Le Conseil de Paris a voté le 18 juillet le passage de la taxe sur les logements vacants aux plafonds légaux : 30 % de la valeur locative cadastrale après un an, 60 % au-delà de deux ans. Entrée en vigueur au 1er janvier 2027. La Ville vise 20 000 logements remis sur le marché, un chiffre que les professionnels contestent. Pour les propriétaires parisiens détenant un bien inoccupé ou une résidence secondaire mal déclarée, le calcul fiscal bascule.

Un barème porté à son maximum légal

La délibération adoptée le 18 juillet par le Conseil de Paris ne laisse aucune marge d'interprétation. Les élus ont retenu les taux plafonds ouverts par la loi de finances pour 2026 aux communes situées en zone tendue. À compter du 1er janvier 2027, un logement vacant depuis plus d'un an sera taxé à 30 % de sa valeur locative cadastrale, contre 17 % aujourd'hui. Au-delà de deux ans, le taux grimpe à 60 %, contre 34 % actuellement. Le doublement est mécanique.

Jacques Baudrier, adjoint au logement du maire Emmanuel Grégoire, a présenté ce vote comme l'aboutissement de dix années de bataille politique. La Ville affiche un objectif de 20 000 logements remis en location, chiffre que les professionnels de l'immobilier jugent optimiste.

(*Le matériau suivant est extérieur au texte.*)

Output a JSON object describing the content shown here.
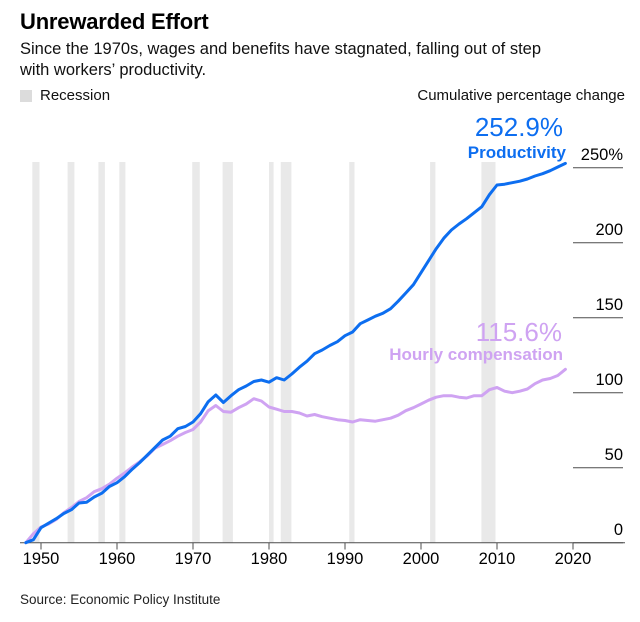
{
  "header": {
    "title": "Unrewarded Effort",
    "subtitle_line1": "Since the 1970s, wages and benefits have stagnated, falling out of step",
    "subtitle_line2": "with workers’ productivity."
  },
  "legend": {
    "recession_label": "Recession",
    "swatch_color": "#dcdcdc",
    "axis_title": "Cumulative percentage change"
  },
  "annotations": {
    "productivity": {
      "value": "252.9%",
      "label": "Productivity",
      "color": "#0d6ef0"
    },
    "compensation": {
      "value": "115.6%",
      "label": "Hourly compensation",
      "color": "#cfa3f2"
    }
  },
  "source": "Source: Economic Policy Institute",
  "chart_data": {
    "type": "line",
    "title": "Unrewarded Effort",
    "ylabel": "Cumulative percentage change",
    "xlabel": "",
    "grid": false,
    "legend_position": "inline-right",
    "axis_color": "#4d4d4d",
    "recession_color": "#e9e9e9",
    "ylim": [
      0,
      260
    ],
    "xlim": [
      1947.2,
      2026.8
    ],
    "x_ticks": [
      1950,
      1960,
      1970,
      1980,
      1990,
      2000,
      2010,
      2020
    ],
    "y_ticks": [
      {
        "value": 0,
        "label": "0"
      },
      {
        "value": 50,
        "label": "50"
      },
      {
        "value": 100,
        "label": "100"
      },
      {
        "value": 150,
        "label": "150"
      },
      {
        "value": 200,
        "label": "200"
      },
      {
        "value": 250,
        "label": "250%"
      }
    ],
    "x": [
      1948,
      1949,
      1950,
      1951,
      1952,
      1953,
      1954,
      1955,
      1956,
      1957,
      1958,
      1959,
      1960,
      1961,
      1962,
      1963,
      1964,
      1965,
      1966,
      1967,
      1968,
      1969,
      1970,
      1971,
      1972,
      1973,
      1974,
      1975,
      1976,
      1977,
      1978,
      1979,
      1980,
      1981,
      1982,
      1983,
      1984,
      1985,
      1986,
      1987,
      1988,
      1989,
      1990,
      1991,
      1992,
      1993,
      1994,
      1995,
      1996,
      1997,
      1998,
      1999,
      2000,
      2001,
      2002,
      2003,
      2004,
      2005,
      2006,
      2007,
      2008,
      2009,
      2010,
      2011,
      2012,
      2013,
      2014,
      2015,
      2016,
      2017,
      2018,
      2019
    ],
    "series": [
      {
        "id": "compensation",
        "name": "Hourly compensation",
        "color": "#cfa3f2",
        "end_value_label": "115.6%",
        "values": [
          0,
          6,
          10.5,
          12.5,
          15.5,
          20,
          23.5,
          27.5,
          30,
          34,
          36,
          39,
          43,
          46.5,
          50.5,
          54,
          58,
          63,
          65.5,
          68,
          71,
          73.5,
          75.5,
          80.5,
          88,
          91.5,
          87.5,
          87,
          90,
          92.5,
          96,
          94.5,
          90.5,
          89,
          87.5,
          87.5,
          86.5,
          84.5,
          85.5,
          84,
          83,
          82,
          81.5,
          80.5,
          82,
          81.5,
          81,
          82,
          83,
          85,
          88,
          90,
          92.5,
          95,
          97,
          98,
          98,
          97,
          96.5,
          98,
          98,
          102,
          103.5,
          101,
          100,
          101,
          102.5,
          106,
          108.5,
          109.5,
          111.5,
          115.6
        ]
      },
      {
        "id": "productivity",
        "name": "Productivity",
        "color": "#0d6ef0",
        "end_value_label": "252.9%",
        "values": [
          0,
          2,
          10,
          13,
          16,
          19.5,
          22,
          26.5,
          27,
          30.5,
          33,
          37.5,
          40,
          44,
          49,
          53.5,
          58.5,
          63.5,
          68.5,
          71,
          76,
          77.5,
          80.5,
          86,
          94,
          98.5,
          93.5,
          98,
          102,
          104.5,
          107.5,
          108.5,
          107,
          110,
          108.5,
          112.5,
          117,
          121,
          126,
          128.5,
          131.5,
          134,
          138,
          140.5,
          146,
          148.5,
          151,
          153,
          156,
          161,
          166.5,
          172,
          180,
          188,
          196,
          203,
          208.5,
          212.5,
          216,
          220,
          224,
          232,
          238.5,
          239,
          240,
          241,
          242.5,
          244.5,
          246,
          248,
          250.5,
          252.9
        ]
      }
    ],
    "recessions": [
      [
        1948.85,
        1949.8
      ],
      [
        1953.5,
        1954.4
      ],
      [
        1957.55,
        1958.4
      ],
      [
        1960.3,
        1961.1
      ],
      [
        1969.9,
        1970.9
      ],
      [
        1973.9,
        1975.25
      ],
      [
        1980.0,
        1980.6
      ],
      [
        1981.55,
        1982.95
      ],
      [
        1990.55,
        1991.25
      ],
      [
        2001.2,
        2001.9
      ],
      [
        2007.95,
        2009.8
      ]
    ]
  }
}
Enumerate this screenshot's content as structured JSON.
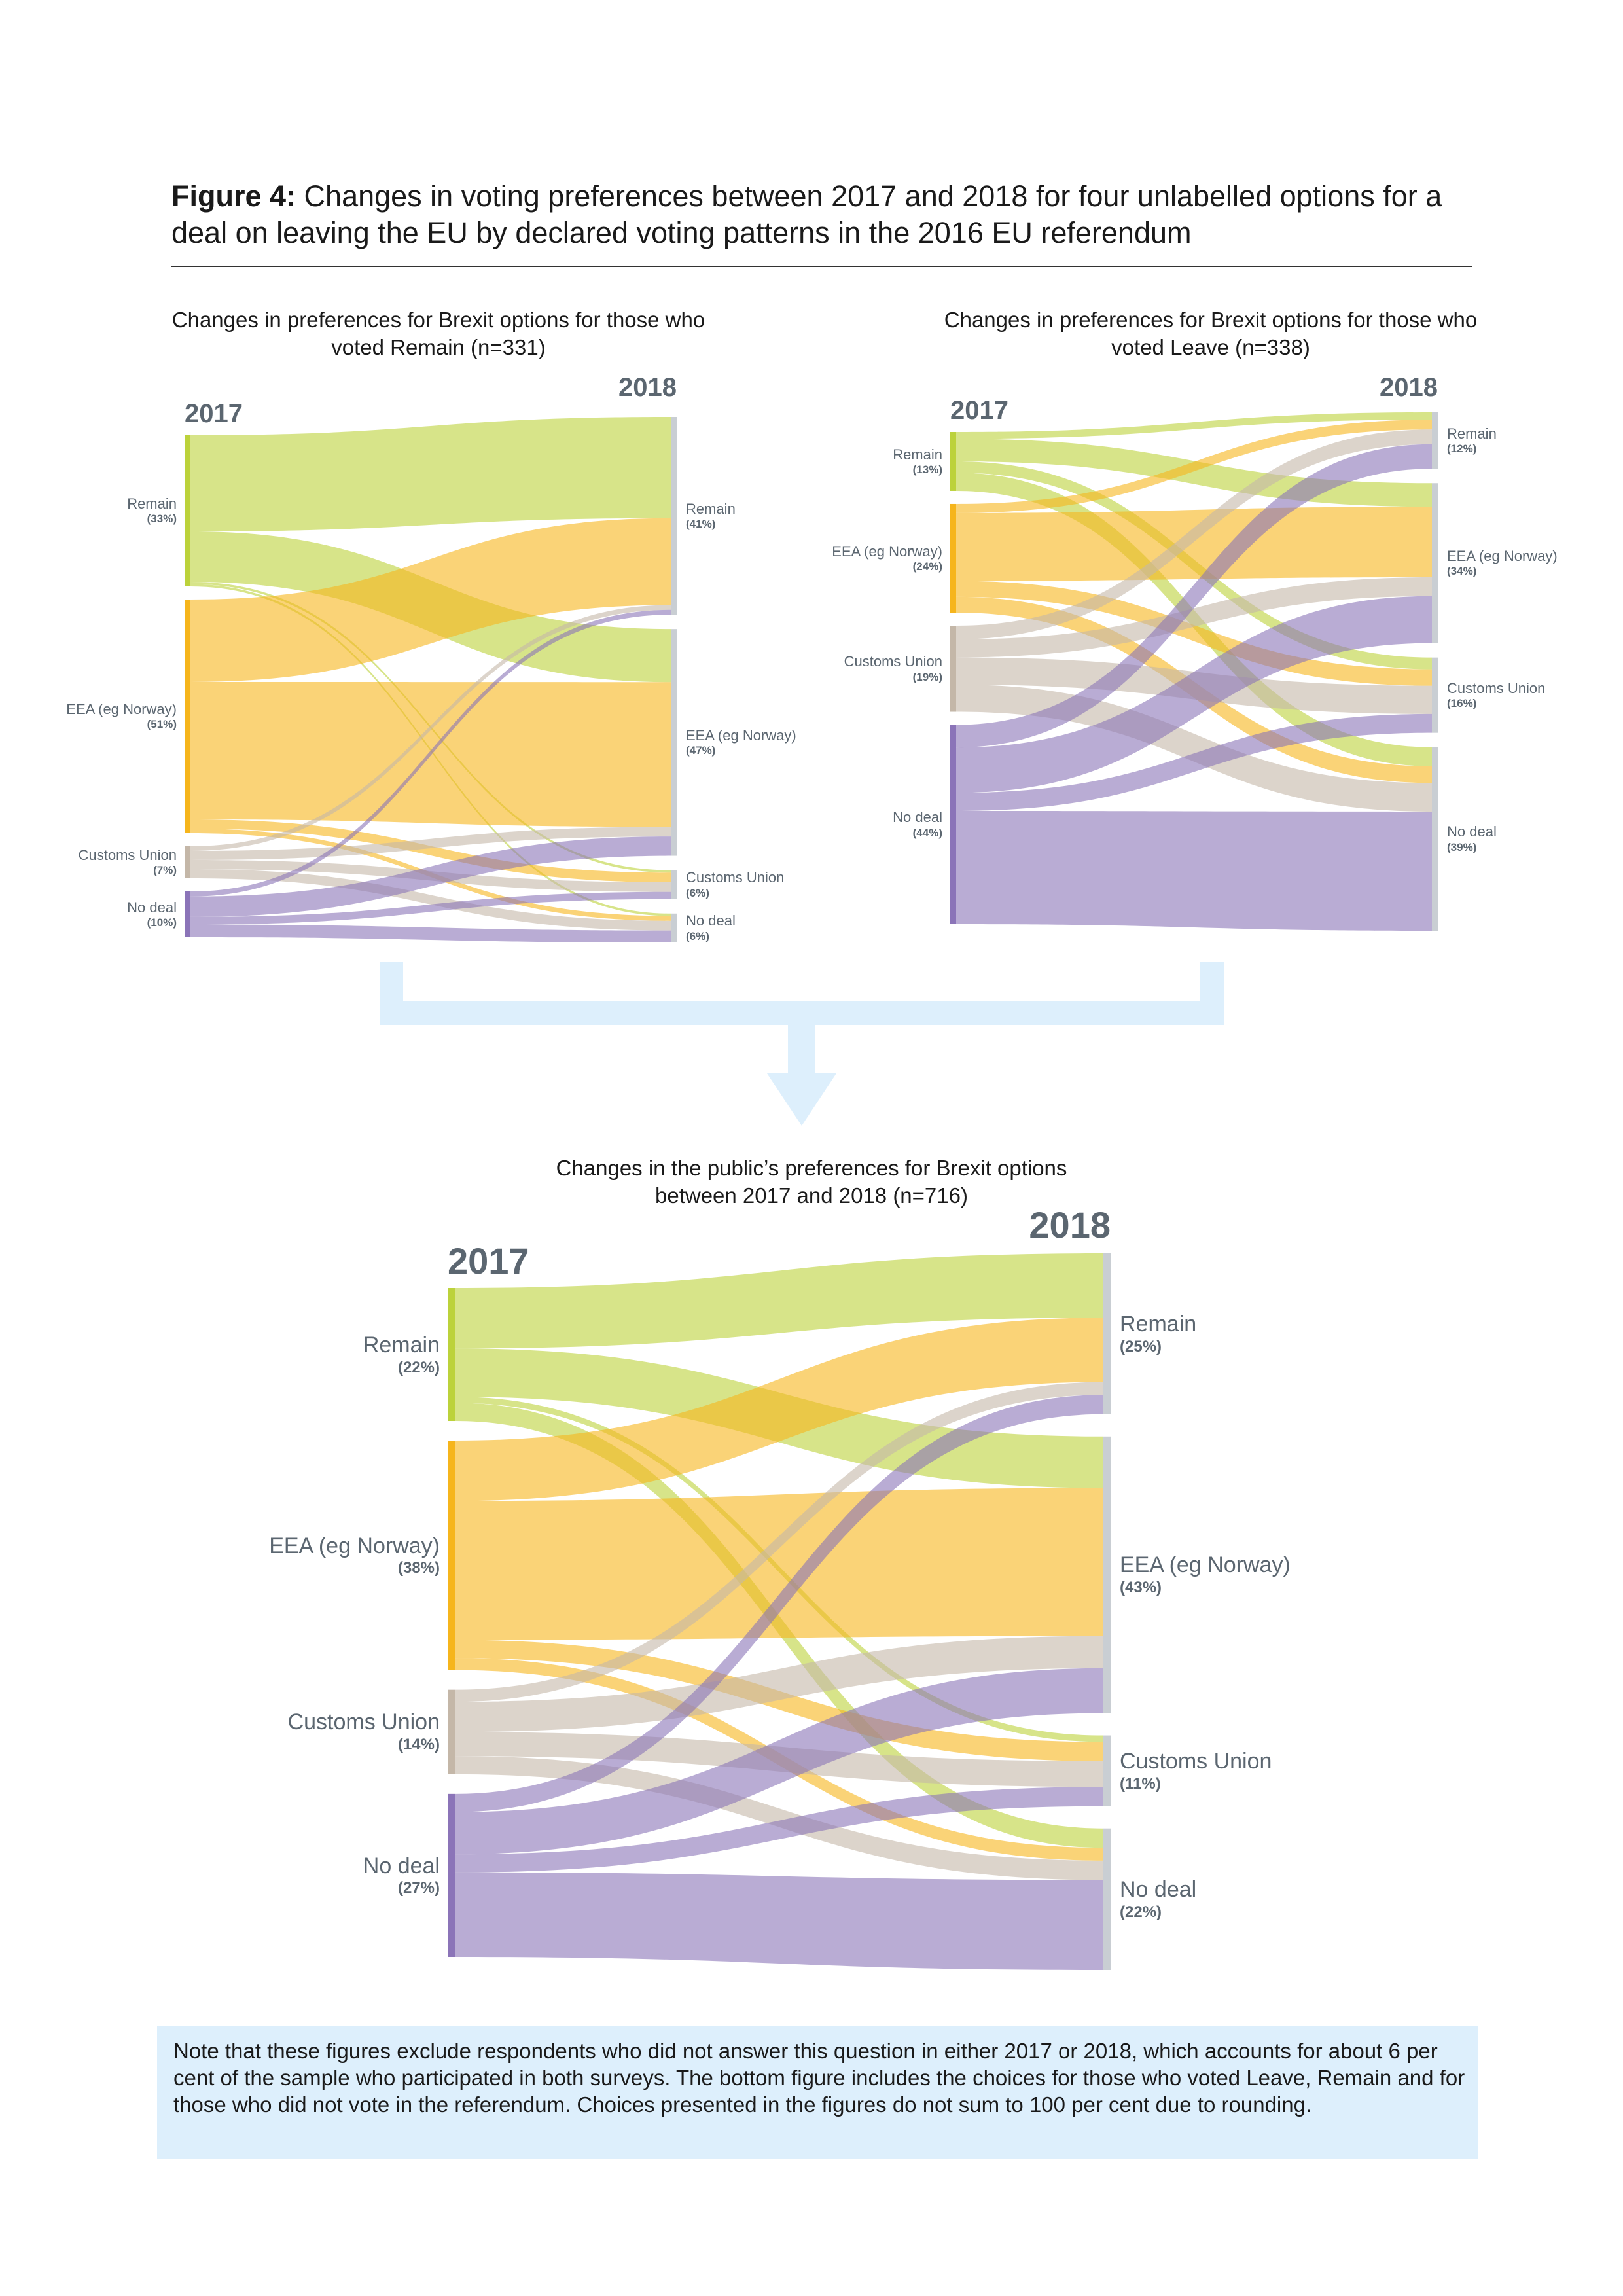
{
  "figure": {
    "label": "Figure 4:",
    "title": "Changes in voting preferences between 2017 and 2018 for four unlabelled options for a deal on leaving the EU by declared voting patterns in the 2016 EU referendum"
  },
  "note": "Note that these figures exclude respondents who did not answer this question in either 2017 or 2018, which accounts for about 6 per cent of the sample who participated in both surveys. The bottom figure includes the choices for those who voted Leave, Remain and for those who did not vote in the referendum. Choices presented in the figures do not sum to 100 per cent due to rounding.",
  "colors": {
    "Remain": "#bcd23b",
    "EEA (eg Norway)": "#f6b51c",
    "Customs Union": "#c4b7a8",
    "No deal": "#8b74b8",
    "target_bar": "#c9ced3",
    "connector": "#ddeffc"
  },
  "chart_data": [
    {
      "type": "sankey",
      "title": "Changes in preferences for Brexit options for those who voted Remain (n=331)",
      "source_year": "2017",
      "target_year": "2018",
      "source_nodes": [
        {
          "name": "Remain",
          "label": "(33%)",
          "value": 33
        },
        {
          "name": "EEA (eg Norway)",
          "label": "(51%)",
          "value": 51
        },
        {
          "name": "Customs Union",
          "label": "(7%)",
          "value": 7
        },
        {
          "name": "No deal",
          "label": "(10%)",
          "value": 10
        }
      ],
      "target_nodes": [
        {
          "name": "Remain",
          "label": "(41%)",
          "value": 41
        },
        {
          "name": "EEA (eg Norway)",
          "label": "(47%)",
          "value": 47
        },
        {
          "name": "Customs Union",
          "label": "(6%)",
          "value": 6
        },
        {
          "name": "No deal",
          "label": "(6%)",
          "value": 6
        }
      ],
      "flows": [
        {
          "source": "Remain",
          "target": "Remain",
          "value": 21
        },
        {
          "source": "Remain",
          "target": "EEA (eg Norway)",
          "value": 11
        },
        {
          "source": "Remain",
          "target": "Customs Union",
          "value": 0.5
        },
        {
          "source": "Remain",
          "target": "No deal",
          "value": 0.5
        },
        {
          "source": "EEA (eg Norway)",
          "target": "Remain",
          "value": 18
        },
        {
          "source": "EEA (eg Norway)",
          "target": "EEA (eg Norway)",
          "value": 30
        },
        {
          "source": "EEA (eg Norway)",
          "target": "Customs Union",
          "value": 2
        },
        {
          "source": "EEA (eg Norway)",
          "target": "No deal",
          "value": 1
        },
        {
          "source": "Customs Union",
          "target": "Remain",
          "value": 1
        },
        {
          "source": "Customs Union",
          "target": "EEA (eg Norway)",
          "value": 2
        },
        {
          "source": "Customs Union",
          "target": "Customs Union",
          "value": 2
        },
        {
          "source": "Customs Union",
          "target": "No deal",
          "value": 2
        },
        {
          "source": "No deal",
          "target": "Remain",
          "value": 1
        },
        {
          "source": "No deal",
          "target": "EEA (eg Norway)",
          "value": 4
        },
        {
          "source": "No deal",
          "target": "Customs Union",
          "value": 1.5
        },
        {
          "source": "No deal",
          "target": "No deal",
          "value": 2.5
        }
      ]
    },
    {
      "type": "sankey",
      "title": "Changes in preferences for Brexit options for those who voted Leave (n=338)",
      "source_year": "2017",
      "target_year": "2018",
      "source_nodes": [
        {
          "name": "Remain",
          "label": "(13%)",
          "value": 13
        },
        {
          "name": "EEA (eg Norway)",
          "label": "(24%)",
          "value": 24
        },
        {
          "name": "Customs Union",
          "label": "(19%)",
          "value": 19
        },
        {
          "name": "No deal",
          "label": "(44%)",
          "value": 44
        }
      ],
      "target_nodes": [
        {
          "name": "Remain",
          "label": "(12%)",
          "value": 12
        },
        {
          "name": "EEA (eg Norway)",
          "label": "(34%)",
          "value": 34
        },
        {
          "name": "Customs Union",
          "label": "(16%)",
          "value": 16
        },
        {
          "name": "No deal",
          "label": "(39%)",
          "value": 39
        }
      ],
      "flows": [
        {
          "source": "Remain",
          "target": "Remain",
          "value": 1.5
        },
        {
          "source": "Remain",
          "target": "EEA (eg Norway)",
          "value": 5
        },
        {
          "source": "Remain",
          "target": "Customs Union",
          "value": 2.5
        },
        {
          "source": "Remain",
          "target": "No deal",
          "value": 4
        },
        {
          "source": "EEA (eg Norway)",
          "target": "Remain",
          "value": 2
        },
        {
          "source": "EEA (eg Norway)",
          "target": "EEA (eg Norway)",
          "value": 15
        },
        {
          "source": "EEA (eg Norway)",
          "target": "Customs Union",
          "value": 3.5
        },
        {
          "source": "EEA (eg Norway)",
          "target": "No deal",
          "value": 3.5
        },
        {
          "source": "Customs Union",
          "target": "Remain",
          "value": 3
        },
        {
          "source": "Customs Union",
          "target": "EEA (eg Norway)",
          "value": 4
        },
        {
          "source": "Customs Union",
          "target": "Customs Union",
          "value": 6
        },
        {
          "source": "Customs Union",
          "target": "No deal",
          "value": 6
        },
        {
          "source": "No deal",
          "target": "Remain",
          "value": 5
        },
        {
          "source": "No deal",
          "target": "EEA (eg Norway)",
          "value": 10
        },
        {
          "source": "No deal",
          "target": "Customs Union",
          "value": 4
        },
        {
          "source": "No deal",
          "target": "No deal",
          "value": 25
        }
      ]
    },
    {
      "type": "sankey",
      "title": "Changes in the public’s preferences for Brexit options between 2017 and 2018 (n=716)",
      "source_year": "2017",
      "target_year": "2018",
      "source_nodes": [
        {
          "name": "Remain",
          "label": "(22%)",
          "value": 22
        },
        {
          "name": "EEA (eg Norway)",
          "label": "(38%)",
          "value": 38
        },
        {
          "name": "Customs Union",
          "label": "(14%)",
          "value": 14
        },
        {
          "name": "No deal",
          "label": "(27%)",
          "value": 27
        }
      ],
      "target_nodes": [
        {
          "name": "Remain",
          "label": "(25%)",
          "value": 25
        },
        {
          "name": "EEA (eg Norway)",
          "label": "(43%)",
          "value": 43
        },
        {
          "name": "Customs Union",
          "label": "(11%)",
          "value": 11
        },
        {
          "name": "No deal",
          "label": "(22%)",
          "value": 22
        }
      ],
      "flows": [
        {
          "source": "Remain",
          "target": "Remain",
          "value": 10
        },
        {
          "source": "Remain",
          "target": "EEA (eg Norway)",
          "value": 8
        },
        {
          "source": "Remain",
          "target": "Customs Union",
          "value": 1
        },
        {
          "source": "Remain",
          "target": "No deal",
          "value": 3
        },
        {
          "source": "EEA (eg Norway)",
          "target": "Remain",
          "value": 10
        },
        {
          "source": "EEA (eg Norway)",
          "target": "EEA (eg Norway)",
          "value": 23
        },
        {
          "source": "EEA (eg Norway)",
          "target": "Customs Union",
          "value": 3
        },
        {
          "source": "EEA (eg Norway)",
          "target": "No deal",
          "value": 2
        },
        {
          "source": "Customs Union",
          "target": "Remain",
          "value": 2
        },
        {
          "source": "Customs Union",
          "target": "EEA (eg Norway)",
          "value": 5
        },
        {
          "source": "Customs Union",
          "target": "Customs Union",
          "value": 4
        },
        {
          "source": "Customs Union",
          "target": "No deal",
          "value": 3
        },
        {
          "source": "No deal",
          "target": "Remain",
          "value": 3
        },
        {
          "source": "No deal",
          "target": "EEA (eg Norway)",
          "value": 7
        },
        {
          "source": "No deal",
          "target": "Customs Union",
          "value": 3
        },
        {
          "source": "No deal",
          "target": "No deal",
          "value": 14
        }
      ]
    }
  ]
}
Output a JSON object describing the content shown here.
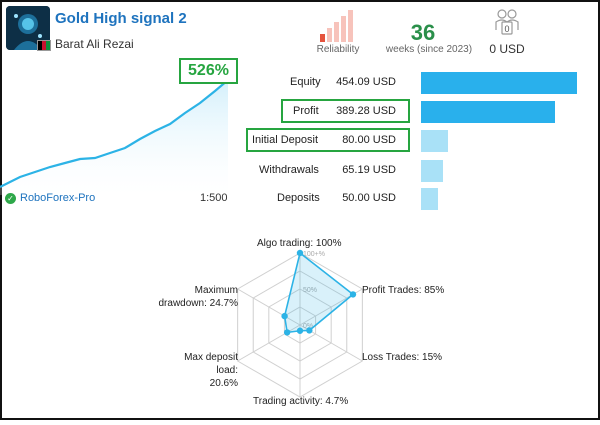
{
  "header": {
    "title": "Gold High signal 2",
    "author": "Barat Ali Rezai",
    "reliability_label": "Reliability",
    "weeks_value": "36",
    "weeks_label": "weeks (since 2023)",
    "subscribers_count": "0",
    "subscriber_price": "0 USD"
  },
  "growth": {
    "percent": "526%",
    "broker": "RoboForex-Pro",
    "leverage": "1:500"
  },
  "stats": [
    {
      "label": "Equity",
      "value": "454.09 USD",
      "amount": 454.09
    },
    {
      "label": "Profit",
      "value": "389.28 USD",
      "amount": 389.28
    },
    {
      "label": "Initial Deposit",
      "value": "80.00 USD",
      "amount": 80.0
    },
    {
      "label": "Withdrawals",
      "value": "65.19 USD",
      "amount": 65.19
    },
    {
      "label": "Deposits",
      "value": "50.00 USD",
      "amount": 50.0
    }
  ],
  "radar": {
    "labels": {
      "algo": "Algo trading: 100%",
      "profit": "Profit Trades: 85%",
      "loss": "Loss Trades: 15%",
      "activity": "Trading activity: 4.7%",
      "deposit_load_1": "Max deposit load:",
      "deposit_load_2": "20.6%",
      "drawdown_1": "Maximum",
      "drawdown_2": "drawdown: 24.7%"
    },
    "grid_labels": [
      "100+%",
      "50%",
      "0%"
    ],
    "values": [
      100,
      85,
      15,
      4.7,
      20.6,
      24.7
    ]
  },
  "colors": {
    "title": "#1e73be",
    "accent_green": "#26a540",
    "bar_dark": "#29b0ec",
    "bar_light": "#a9e1f7",
    "line": "#2cb3e6",
    "reliability_red": "#e5533d",
    "reliability_pink": "#f7c3bb"
  }
}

Le débat sur l'efficacité de la mesure reste ouvert, mais la trajectoire fiscale, elle, est actée.

Ce qui change pour le propriétaire parisien

Le coût réel de la vacance recalculé

Prenons un logement parisien dont la valeur locative cadastrale s'établit à 8 000 euros, une base courante pour un appartement familial dans les arrondissements centraux. Sous le régime actuel, la taxe annuelle après deux ans de vacance atteint 2 720 euros. Au 1er janvier 2027, elle passera à 4 800 euros. L'écart, 2 080 euros par an, s'accumule sur la durée de détention et grève la rentabilité de tout scénario patrimonial fondé sur l'attentisme.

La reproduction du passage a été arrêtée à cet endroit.